The pitch was ragging square, and there was little Quetta could do but cautiously bat out the 20 overs from that point on. They limped to 98, which appeared impressive in the circumstances, but when the second innings rolled around, Quetta’s slower bowlers simply didn’t possess the same bite. A 62-run partnership between Mohammad Hafeez and Ben Dunk put any early fears to rest, and Lahore cantered to a crushing win with 8 wickets and nine overs to spare.

Well, where did this surface come from? The last two days have seen Lahore peppered by intermittent rain; it was responsible for the abandoned game between Multan and Karachi last night. And when the fast-improving Shaheen Afridi’s exceptional first over saw Shane Watson depart for a golden duck, it looked as if the strip would favour bowlers who could move the ball at pace far more than the spinners.

But that’s where Patel came in. The first ball to Jason Roy looped and beat the outside edge; it was a harbinger for what was to follow. Roy would be removed by an identical delivery that beat him so comprehensively he actually had to check with the keeper to confirm it had dislodged his off bail. It was one of four wickets Patel took, with his figures reading a 4-1-5-4.

From thereon, Quetta hunkered down and focused on batting out the overs, Sohail Khan biding his time and cashing in towards the end. When he hit Dilbar Hussain for 18 in the 18th over, it seemed like a match-turning moment. However, there was no one in the Quetta ranks who played the superhuman role Patel had for Lahore, with the early bedlam responsible for consigning them to a fourth successive defeat.

There is no doubt the surface was a dream to play on, but it is notable Patel’s performance so far exceeded those delivered by any of his peers. There wasn’t a delivery that didn’t hit the spot, Patel confident enough to give it plenty of flight, continuously bringing the outside edge of the right-handers in play.

That is how Sarfaraz Ahmed fell, nicking off to first slip for 1, but the over that took his spell from magnificent to history-making was yet to come. In his third over, he was a walking highlights reel, the aforementioned Roy dismissal kicking it off. It would get better from there, Azam Khan’s outside edge carrying to Ben Dunk in a near-identical manner to Sarfaraz’s. The final ball, Ben Cutting’s first, was arguably the only loose delivery of the spell, a long hop the Australian looked to dispatch to cow corner. But Patel had the Midas touch going, and Cutting failed to get elevation onto the shot, and pulled it straight down midwicket’s throat.

This left Quetta at 21 for 6, and if Patel hadn’t run out of overs, you’d assume they wouldn’t have got close to the 98 they ended up posting.

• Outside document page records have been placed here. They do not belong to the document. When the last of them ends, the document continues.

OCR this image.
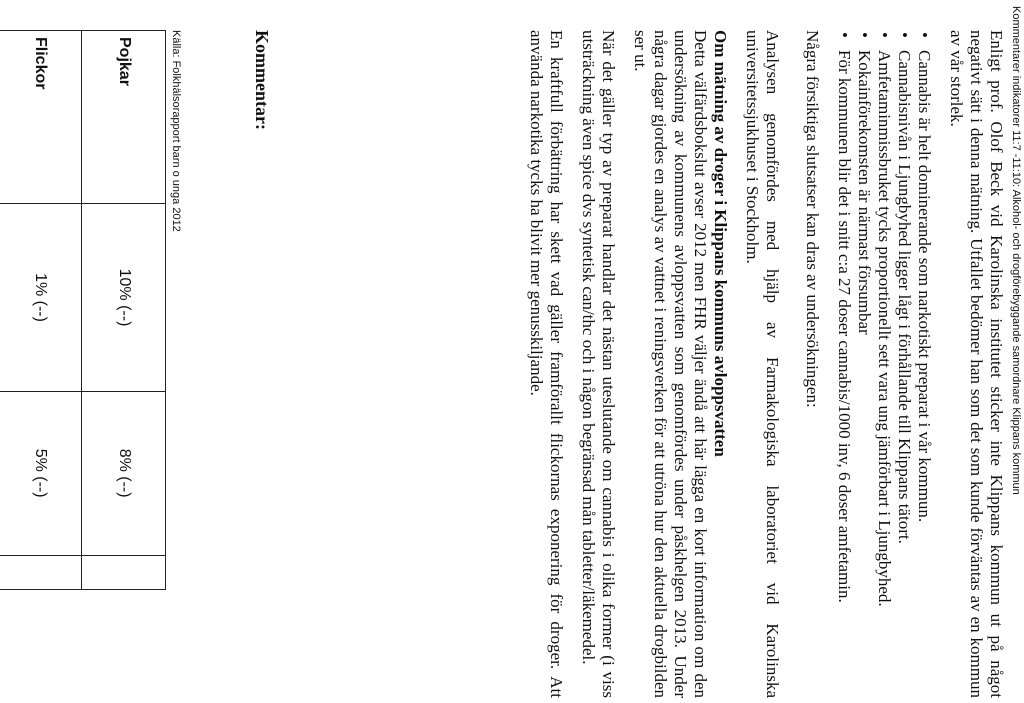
Kommentarer indikatorer 11:7 -11:10: Alkohol- och drogförebyggande samordnare Klippans kommun

Enligt prof. Olof Beck vid Karolinska institutet sticker inte Klippans kommun ut på något negativt sätt i denna mätning. Utfallet bedömer han som det som kunde förväntas av en kommun av vår storlek.

• Cannabis är helt dominerande som narkotiskt preparat i vår kommun.
• Cannabisnivån i Ljungbyhed ligger lågt i förhållande till Klippans tätort.
• Amfetaminmissbruket tycks proportionellt sett vara ung jämförbart i Ljungbyhed.
• Kokainförekomsten är närmast försumbar
• För kommunen blir det i snitt c:a 27 doser cannabis/1000 inv, 6 doser amfetamin.

Några försiktiga slutsatser kan dras av undersökningen:

Analysen genomfördes med hjälp av Farmakologiska laboratoriet vid Karolinska universitetssjukhuset i Stockholm.

Om mätning av droger i Klippans kommuns avloppsvatten

Detta välfärdsbokslut avser 2012 men FHR väljer ändå att här lägga en kort information om den undersökning av kommunens avloppsvatten som genomfördes under påskhelgen 2013. Under några dagar gjordes en analys av vattnet i reningsverken för att utröna hur den aktuella drogbilden ser ut.

När det gäller typ av preparat handlar det nästan uteslutande om cannabis i olika former (i viss utsträckning även spice dvs syntetisk can/thc och i någon begränsad mån tabletter/läkemedel.

En kraftfull förbättring har skett vad gäller framförallt flickornas exponering för droger. Att använda narkotika tycks ha blivit mer genusskiljande.

Kommentar:
Källa: Folkhälsorapport barn o unga 2012
Pojkar	10% (--)	8% (--)	
Flickor	1% (--)	5% (--)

Never underestimate Lahore’s ability to navigate a pathway to defeat, no matter how impregnable their position. And when Quetta set them 99 to chase, the perception was they had managed a comeback of sorts, and with momentum - and a trio of especially capable spinners in Fawad Ahmed, Mohammad Nawaz, and Zahid Mahmood - on their side, the chase could become particularly tricky. Aside from a second over in which Fakhar Zaman pillaged 20, that is exactly what it might have turned into. Zaman fell to Nawaz, his fourth dismissal to spin in this season, and two overs later, the captain Sohail Akhtar, who had never quite got going, was beaten in the air and stumped.

This was exactly the sort of scrap Quetta wanted, but Hafeez and Dunk would not let that happen. After cautiously getting themselves in for a couple of overs, they turned the chase around with 15 runs off a poor Fawad over. Quetta fell away after that, never quite able to wrest back the control they believed their spinners would grant them, and with the pressure reducing after every boundary, the fight sapped out of the defending champions relatively quickly. It would take just 4.5 overs for the final 60 runs to be scored, and when Hafeez sealed it with a six over cover, it was just an exclamation mark on a convincing - and complete - Lahore performance.